Re: WTD: tandon 603s or 602s

From: Ethan Dicks (ethan.dicks_at_gmail.com)
Date: 2006-07-03 09:56:34

On 7/3/06, Spiro Trikaliotis <ml-cbmhackers@trikaliotis.net> wrote:
> I do not know if the "Commodore Shugart bus" drives are
> standards-compliant; anyway, the PC floppy drives are not.

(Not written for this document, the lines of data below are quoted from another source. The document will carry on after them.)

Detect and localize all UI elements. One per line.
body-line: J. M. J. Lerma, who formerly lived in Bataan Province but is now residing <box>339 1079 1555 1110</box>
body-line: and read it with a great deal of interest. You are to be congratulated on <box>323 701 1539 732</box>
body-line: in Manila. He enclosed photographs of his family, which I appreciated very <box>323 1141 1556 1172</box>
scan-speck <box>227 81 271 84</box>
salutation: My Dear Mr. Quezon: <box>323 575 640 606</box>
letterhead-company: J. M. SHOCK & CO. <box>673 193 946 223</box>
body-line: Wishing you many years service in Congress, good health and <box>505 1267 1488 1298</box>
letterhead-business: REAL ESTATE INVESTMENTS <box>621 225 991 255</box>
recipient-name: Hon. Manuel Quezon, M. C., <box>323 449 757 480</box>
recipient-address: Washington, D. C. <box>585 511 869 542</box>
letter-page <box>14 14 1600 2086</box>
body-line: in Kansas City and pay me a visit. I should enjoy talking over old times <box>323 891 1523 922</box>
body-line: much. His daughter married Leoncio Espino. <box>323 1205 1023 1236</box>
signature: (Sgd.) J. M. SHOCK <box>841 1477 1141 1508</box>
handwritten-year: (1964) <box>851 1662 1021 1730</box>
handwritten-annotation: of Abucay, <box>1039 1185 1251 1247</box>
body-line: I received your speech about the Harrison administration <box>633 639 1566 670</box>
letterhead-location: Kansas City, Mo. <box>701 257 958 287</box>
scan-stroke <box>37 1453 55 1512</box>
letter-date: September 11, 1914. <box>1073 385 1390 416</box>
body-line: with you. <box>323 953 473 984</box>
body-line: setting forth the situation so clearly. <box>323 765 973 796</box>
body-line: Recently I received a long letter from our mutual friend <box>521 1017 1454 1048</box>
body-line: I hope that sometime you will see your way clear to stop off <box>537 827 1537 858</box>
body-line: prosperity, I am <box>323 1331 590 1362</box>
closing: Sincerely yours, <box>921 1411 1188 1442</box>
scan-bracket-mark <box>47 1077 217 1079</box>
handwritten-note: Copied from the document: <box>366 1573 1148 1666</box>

The only
> difference I can name for sure is that the Shugart bus allowed for up to
> four drives, while the PC's incarnation only allows for two of them.
>
> So, perhaps, Commodore was compliant, while the PC is/was not?

The 34-pin floppy interface (SA-400 drives and such) is a
reduced-format version of the 50-pin 8" drive bus that preceded it...
in fact with one or two possible signal exceptions (TG43), you can
make a passive cable that allows you to put an 8" drive on a
controller that was intended for 5.25" drives.  FM-vs-MFM and the
analog electronics might or might not permit you to correctly
interpret what's on the disk, but the motor-on and step signals and
the like _are_ compatible.  Back in the day of 8" and 5.25" drives,
there were 4 drive select options per drive (DS0-DS3) and your
controller might be able to talk to 2 drives or up to 4 drives.

What changed with PCs was the commercial expectation that people would
only ever need up to 2 floppy drives per machine.  The "magic twist"
was a way of simplifying maintenance - flip the drive select part of
the cable around and you won't ever have to restrap a floppy drive -
just set it to DS1 (vs DS0) at the factory, and on a twist cable, it's
positional - the drive before the twist is B: and the drive after the
twist is A.  The twist does, though, IIRC, prohibit a 4-drive cable.
If the controller _would_ talk to 4 drives (some would, but not many),
you could always make a straight cable with 5 connectors (controller
and 4 drives) and set the drive jumpers.  That ended with 3.5" drives,
as most could only be selected to DS0 or DS1, then later, as
manufacturing costs plummeted, they couldn't be selected at all
without a soldering iron - they were DS1 and that's it.

Once people didn't "need" 4 drives, manufacturers started cutting
corners and now you can't _have_ 4 drives on a single controller.  I'd
say you have to look up the specific drive to see what its options
are.  Newer drives won't be as flexible.